The Korea Fair Trade Commission said a total of 164 holding companies were registered with the antitrust regulator as of end-December last year, down from 167 three months earlier.
The registered holding companies consist of 154 general holding firms and 10 financial ones.
The fall came as three holding companies were newly registered, while six small and midsized holding businesses were eliminated from the list due largely to a fall in assets.
In South Korea, holding companies with assets of more than 500 billion won (US$448 million) are placed under the corporate watchdog’s supervision.
The number of holding companies created by larger business groups reached 46 at end-December, up from 43 three months earlier.

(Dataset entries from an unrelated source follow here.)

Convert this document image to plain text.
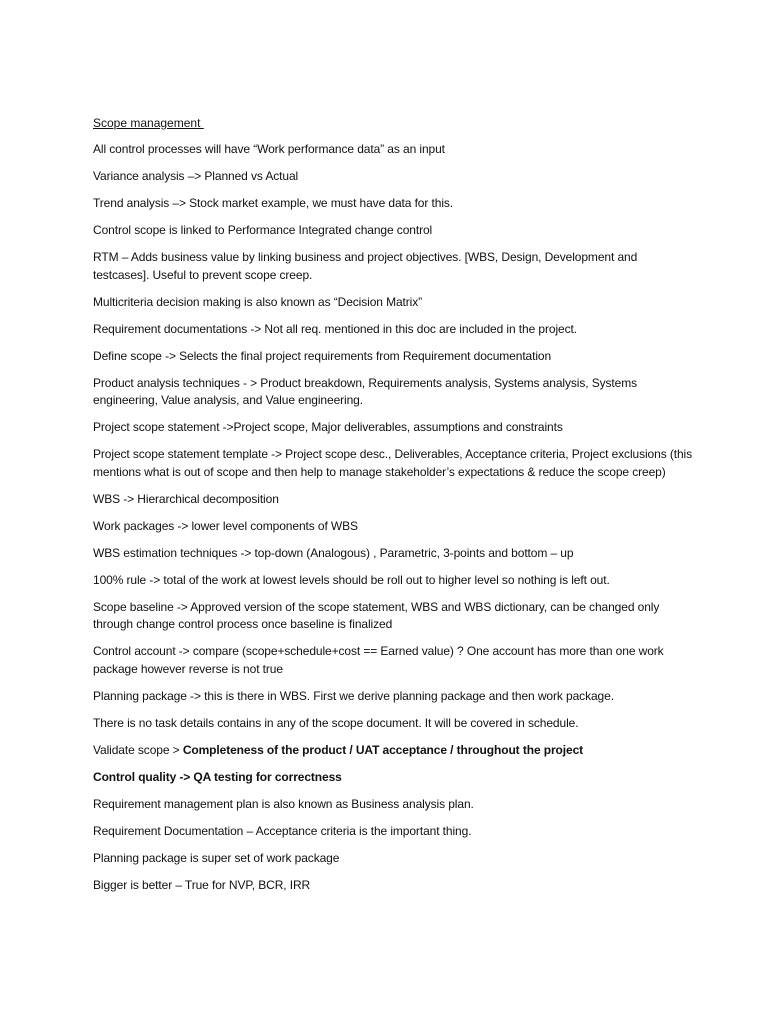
Scope management

All control processes will have “Work performance data” as an input

Variance analysis –> Planned vs Actual

Trend analysis –> Stock market example, we must have data for this.

Control scope is linked to Performance Integrated change control

RTM – Adds business value by linking business and project objectives. [WBS, Design, Development and testcases]. Useful to prevent scope creep.

Multicriteria decision making is also known as “Decision Matrix”

Requirement documentations -> Not all req. mentioned in this doc are included in the project.

Define scope -> Selects the final project requirements from Requirement documentation

Product analysis techniques - > Product breakdown, Requirements analysis, Systems analysis, Systems engineering, Value analysis, and Value engineering.

Project scope statement ->Project scope, Major deliverables, assumptions and constraints

Project scope statement template -> Project scope desc., Deliverables, Acceptance criteria, Project exclusions (this mentions what is out of scope and then help to manage stakeholder’s expectations & reduce the scope creep)

WBS -> Hierarchical decomposition

Work packages -> lower level components of WBS

WBS estimation techniques -> top-down (Analogous) , Parametric, 3-points and bottom – up

100% rule -> total of the work at lowest levels should be roll out to higher level so nothing is left out.

Scope baseline -> Approved version of the scope statement, WBS and WBS dictionary, can be changed only through change control process once baseline is finalized

Control account -> compare (scope+schedule+cost == Earned value) ? One account has more than one work package however reverse is not true

Planning package -> this is there in WBS. First we derive planning package and then work package.

There is no task details contains in any of the scope document. It will be covered in schedule.

Validate scope > Completeness of the product / UAT acceptance / throughout the project

Control quality -> QA testing for correctness

Requirement management plan is also known as Business analysis plan.

Requirement Documentation – Acceptance criteria is the important thing.

Planning package is super set of work package

Bigger is better – True for NVP, BCR, IRR
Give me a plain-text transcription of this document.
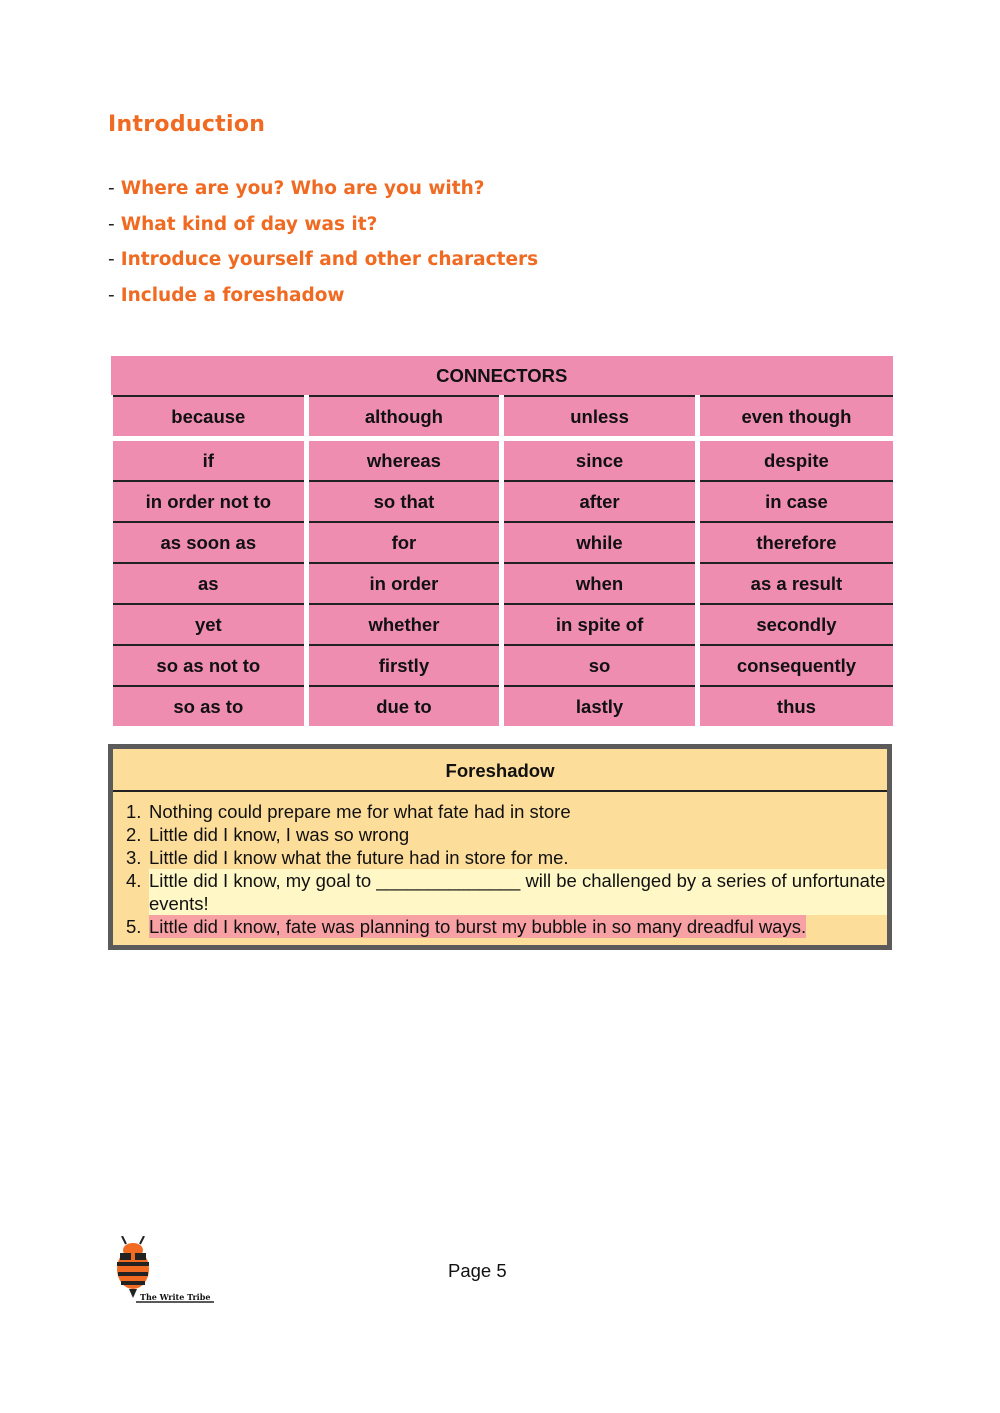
Introduction
- Where are you? Who are you with?
- What kind of day was it?
- Introduce yourself and other characters
- Include a foreshadow
CONNECTORS			
because	although	unless	even though
if	whereas	since	despite
in order not to	so that	after	in case
as soon as	for	while	therefore
as	in order	when	as a result
yet	whether	in spite of	secondly
so as not to	firstly	so	consequently
so as to	due to	lastly	thus
Foreshadow
1. Nothing could prepare me for what fate had in store
2. Little did I know, I was so wrong
3. Little did I know what the future had in store for me.
4. Little did I know, my goal to ______________ will be challenged by a series of unfortunate events!
5. Little did I know, fate was planning to burst my bubble in so many dreadful ways.
The Write Tribe
Page 5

The average assets of the holding firms came to 2.16 trillion won as of end-December, up from 1.99 trillion won three months earlier.
The number of holding firms with assets of 1 trillion won or more reached 51, accounting for 31.3 percent of the total holding companies.
The debt-to-equity ratio reached an average of 35.3 percent at the end of last year, up from 33.9 percent three months prior.
The government has encouraged conglomerates, called chaebol, to convert themselves into holding companies to resolve the cobweb-like family-run governance structure.
Most conglomerates have adopted holding company structures, but the scheme is also being used as a tool to strengthen the grip of founding families over affiliated firms, rather than to improve the transparency of management.